Les industries culturelles, la télévision et maintenant les productions en ligne, boostées par l’intelligence artificielle nous saturent d’hétérotopies et d’hétérochronies produites à la chaîne. Mais leur tournure de diversions, de baumes illusoires appliqué sur un présent de plus en plus invivable saute aux yeux. Elles sont la pure ornementation d’un présent sans qualité, l’envers d’un réel immédiat placé sous le signe croissant de l’inhabitable. Nous n’irons pas sur la planète Mars avec Elon Musk mais nous pouvons, pour un prix modique, rêver chaque soir avec Netflix et Marvel dont c’est le métier (lucratif) de nous procurer notre ration quotidienne d’hétérotopies et d’hétérochronies de synthèse tape-à-l’œil autant qu’inconsistante...
Alain Brossat
[1] Film de Bong Jeong-ho, 2023.
[2] Les visiteurs, film de Jean-Marie Poiré, 1993. Monthy Python : sacré Graal, film de Terry Gulliam et Terry Jones, 1975. Ces films ont connu de nombreuses séquelles.

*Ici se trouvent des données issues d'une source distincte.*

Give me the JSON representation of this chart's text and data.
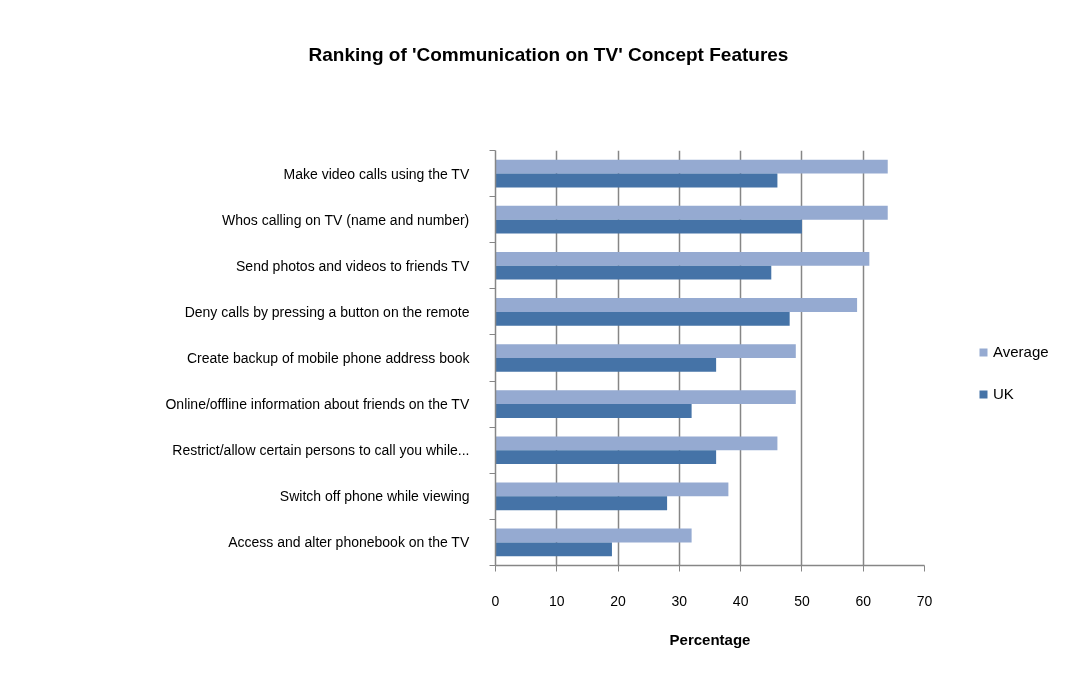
{
  "chart_data": {
    "type": "bar",
    "orientation": "horizontal",
    "title": "Ranking of 'Communication on TV' Concept Features",
    "xlabel": "Percentage",
    "categories": [
      "Make video calls using the TV",
      "Whos calling on TV (name and number)",
      "Send photos and videos to friends TV",
      "Deny calls by pressing a button on the remote",
      "Create backup of mobile phone address book",
      "Online/offline information about friends on the TV",
      "Restrict/allow certain persons to call you while...",
      "Switch off phone while viewing",
      "Access and alter phonebook on the TV"
    ],
    "series": [
      {
        "name": "Average",
        "color": "#95aad1",
        "values": [
          64,
          64,
          61,
          59,
          49,
          49,
          46,
          38,
          32
        ]
      },
      {
        "name": "UK",
        "color": "#4573a7",
        "values": [
          46,
          50,
          45,
          48,
          36,
          32,
          36,
          28,
          19
        ]
      }
    ],
    "xlim": [
      0,
      70
    ],
    "xticks": [
      0,
      10,
      20,
      30,
      40,
      50,
      60,
      70
    ],
    "grid": "x",
    "legend": "right"
  }
}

[3] Le maître du Haut-Château, roman de Philip K. Dick, 1962.
[4] Appel et autres textes suivis d’effets, Divergences, 2025.

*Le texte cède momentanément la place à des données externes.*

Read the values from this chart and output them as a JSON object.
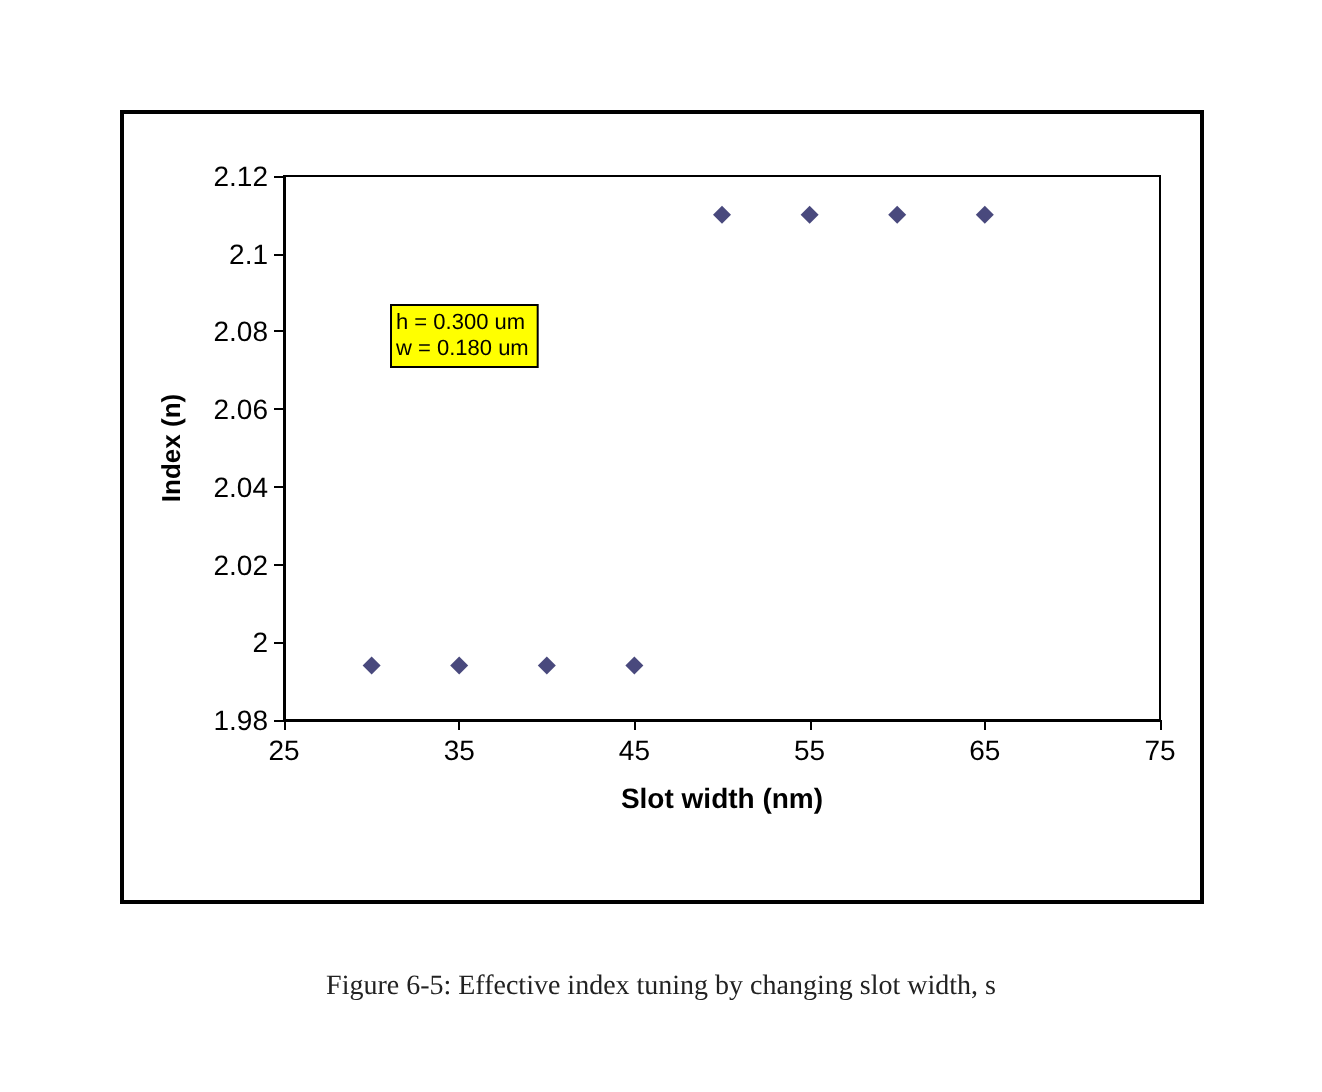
{
  "chart_data": {
    "type": "scatter",
    "xlabel": "Slot width (nm)",
    "ylabel": "Index (n)",
    "x": [
      30,
      35,
      40,
      45,
      50,
      55,
      60,
      65
    ],
    "values": [
      1.994,
      1.994,
      1.994,
      1.994,
      2.11,
      2.11,
      2.11,
      2.11
    ],
    "color": "#1c1c5c",
    "marker": "diamond",
    "grid": false,
    "xlim": [
      25,
      75
    ],
    "xticks": [
      25,
      35,
      45,
      55,
      65,
      75
    ],
    "ylim": [
      1.98,
      2.12
    ],
    "yticks": [
      1.98,
      2,
      2.02,
      2.04,
      2.06,
      2.08,
      2.1,
      2.12
    ],
    "annotations": [
      "h = 0.300 um\nw = 0.180 um",
      "Figure 6-5: Effective index tuning by changing slot width, s"
    ]
  }
}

[5] Joseph Conrad, Le frère de la Côte (The Rover), 1923.
[6] Jean-François Lyotard, Le postmoderne expliqué aux enfants, Galilée, 1986.
[7] Op. cit., première lettre : « Réponse à la question : qu’est-ce que le post-moderne ? ». Cette phrase fait revenir en mémoire un passage célèbre du Livre VIII de La République où Platon brocarde l’instabilité de l’homme démocratique : « Il vit au jour le jour et s’abandonne au désir qui se présente. Aujourd’hui il s’enivre au son de la flûte, demain il boira de l’eau claire et jeûnera. Tantôt il s’exerce au gymnase, tantôt il est oisif et n’a souci de rien, tantôt il sera plongé dans la philosophie » (561d).